Thomas Friedman of The New York Times describes the role of naming Sarah Palin as his running mate in completing John McCain's conversion.
With his choice of Sarah Palin — the Alaska governor who has advocated drilling in the Arctic National Wildlife Refuge and does not believe mankind is playing any role in climate change — for vice president, John McCain has completed his makeover from the greenest Republican to run for president to just another representative of big oil.
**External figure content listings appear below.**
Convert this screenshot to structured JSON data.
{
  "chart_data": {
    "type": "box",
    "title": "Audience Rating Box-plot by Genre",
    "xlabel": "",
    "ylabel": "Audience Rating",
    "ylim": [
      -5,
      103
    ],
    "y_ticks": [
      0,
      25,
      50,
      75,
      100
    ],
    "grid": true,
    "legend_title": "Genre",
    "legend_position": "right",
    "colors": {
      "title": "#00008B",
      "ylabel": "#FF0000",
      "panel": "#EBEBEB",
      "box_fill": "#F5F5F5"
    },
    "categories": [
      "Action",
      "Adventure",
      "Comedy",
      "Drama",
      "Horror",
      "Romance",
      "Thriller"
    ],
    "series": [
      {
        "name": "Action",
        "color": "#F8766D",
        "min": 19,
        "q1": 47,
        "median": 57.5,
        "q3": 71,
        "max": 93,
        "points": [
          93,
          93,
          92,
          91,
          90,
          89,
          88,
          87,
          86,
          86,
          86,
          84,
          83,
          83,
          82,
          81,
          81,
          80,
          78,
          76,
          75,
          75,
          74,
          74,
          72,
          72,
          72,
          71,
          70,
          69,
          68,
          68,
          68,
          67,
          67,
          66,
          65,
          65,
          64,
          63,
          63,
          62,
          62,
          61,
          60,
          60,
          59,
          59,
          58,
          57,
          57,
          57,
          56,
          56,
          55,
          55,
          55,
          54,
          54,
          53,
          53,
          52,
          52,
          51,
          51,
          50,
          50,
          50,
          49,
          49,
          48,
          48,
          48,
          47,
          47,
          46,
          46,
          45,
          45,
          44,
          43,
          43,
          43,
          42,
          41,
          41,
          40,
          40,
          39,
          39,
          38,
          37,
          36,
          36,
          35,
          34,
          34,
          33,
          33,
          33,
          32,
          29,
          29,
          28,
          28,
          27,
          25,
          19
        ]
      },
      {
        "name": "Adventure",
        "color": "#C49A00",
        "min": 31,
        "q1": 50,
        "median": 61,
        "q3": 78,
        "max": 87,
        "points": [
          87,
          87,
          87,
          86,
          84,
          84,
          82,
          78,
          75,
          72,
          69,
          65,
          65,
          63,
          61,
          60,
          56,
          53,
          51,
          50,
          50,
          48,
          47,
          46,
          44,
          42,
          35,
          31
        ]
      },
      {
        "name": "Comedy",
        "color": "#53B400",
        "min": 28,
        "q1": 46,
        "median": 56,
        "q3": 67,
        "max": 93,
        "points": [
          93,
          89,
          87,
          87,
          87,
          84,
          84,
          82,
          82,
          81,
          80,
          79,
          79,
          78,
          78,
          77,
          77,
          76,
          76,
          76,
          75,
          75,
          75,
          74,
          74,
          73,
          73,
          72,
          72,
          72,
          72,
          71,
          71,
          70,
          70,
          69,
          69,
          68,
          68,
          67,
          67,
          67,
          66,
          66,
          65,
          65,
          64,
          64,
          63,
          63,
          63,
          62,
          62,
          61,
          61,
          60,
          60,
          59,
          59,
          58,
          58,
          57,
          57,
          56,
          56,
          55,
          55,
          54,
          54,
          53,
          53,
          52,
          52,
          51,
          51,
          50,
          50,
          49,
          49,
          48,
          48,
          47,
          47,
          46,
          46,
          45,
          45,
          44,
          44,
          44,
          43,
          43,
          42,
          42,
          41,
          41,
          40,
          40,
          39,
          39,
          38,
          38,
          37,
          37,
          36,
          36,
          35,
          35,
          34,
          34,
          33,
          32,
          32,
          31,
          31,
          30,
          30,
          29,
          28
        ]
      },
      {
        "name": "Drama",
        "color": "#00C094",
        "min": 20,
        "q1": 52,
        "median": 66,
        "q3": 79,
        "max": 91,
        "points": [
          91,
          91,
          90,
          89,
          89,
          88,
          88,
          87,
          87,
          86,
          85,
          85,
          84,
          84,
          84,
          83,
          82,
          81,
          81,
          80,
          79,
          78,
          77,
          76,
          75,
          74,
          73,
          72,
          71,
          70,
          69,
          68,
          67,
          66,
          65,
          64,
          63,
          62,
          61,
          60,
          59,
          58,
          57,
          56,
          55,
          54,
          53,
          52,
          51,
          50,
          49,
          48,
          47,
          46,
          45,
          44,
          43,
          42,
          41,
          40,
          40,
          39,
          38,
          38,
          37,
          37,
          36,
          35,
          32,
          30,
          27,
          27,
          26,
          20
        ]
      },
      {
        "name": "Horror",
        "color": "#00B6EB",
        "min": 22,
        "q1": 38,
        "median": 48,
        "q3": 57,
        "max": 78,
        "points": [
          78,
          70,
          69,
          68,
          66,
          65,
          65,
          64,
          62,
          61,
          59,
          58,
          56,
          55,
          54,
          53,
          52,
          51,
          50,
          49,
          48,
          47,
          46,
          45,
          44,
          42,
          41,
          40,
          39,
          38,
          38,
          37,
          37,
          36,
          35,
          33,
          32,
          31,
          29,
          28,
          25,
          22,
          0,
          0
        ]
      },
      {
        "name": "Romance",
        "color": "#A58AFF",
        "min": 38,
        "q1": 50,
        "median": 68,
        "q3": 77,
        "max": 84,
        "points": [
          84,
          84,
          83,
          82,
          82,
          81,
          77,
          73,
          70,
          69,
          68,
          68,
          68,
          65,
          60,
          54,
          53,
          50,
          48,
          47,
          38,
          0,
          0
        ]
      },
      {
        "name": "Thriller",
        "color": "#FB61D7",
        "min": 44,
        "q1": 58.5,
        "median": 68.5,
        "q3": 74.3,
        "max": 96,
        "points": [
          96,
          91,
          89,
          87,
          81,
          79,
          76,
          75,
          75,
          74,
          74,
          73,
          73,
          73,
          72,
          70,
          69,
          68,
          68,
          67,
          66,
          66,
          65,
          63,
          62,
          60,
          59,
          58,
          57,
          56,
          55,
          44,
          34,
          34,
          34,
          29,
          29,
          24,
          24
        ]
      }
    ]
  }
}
Given the fact that Senator McCain deliberately avoided voting on all eight attempts to pass a bill extending the vital tax credits and production subsidies to expand our wind and solar industries, and given his support for lowering the gasoline tax in a reckless giveaway that would only promote more gasoline consumption and intensify our addiction to oil, and given his desire to make more oil-drilling, not innovation around renewable energy, the centerpiece of his energy policy — in an effort to mislead voters that support for drilling today would translate into lower prices at the pump today — McCain has forfeited any claim to be a green candidate.
Jonathan Cohn makes a similar observation in The New Republic and points out Joe Lieberman's attempt to hide this fact in his speech to the GOP convention.
It was not a terribly accurate description, at least based on recent history. McCain has completely reversed his positions on everything from abortion to tax cuts in order to win his party's presidential nomination. Nobody should be more aware of this than Lieberman, who, according to numerous reports, would have been McCain's running mate if the party's base weren't so opposed to putting a pro-choice candidate on the ticket.
But, for just a moment, put that aside. Lieberman's speech, like Thompson's, was all about who McCain is rather than what McCain would actually do in office. And I suspect that's largely because McCain's agenda just isn't very popular. Remember, this is a candidate that has committed himself to an economic policy that would tilt the tax code more to the rich, a health care policy that would expose the sick to larger medical bills, a cultural policy that would make abortion illegal, and a foreign policy that sees the Iraq War as fundmentally correct. Polls have consistently shown that most voters disagree with these positions.
McCain's campaign manager Rick Davis summed this up nicely.
This election is not about issues. This election is about a composite view of what people take away from these candidates.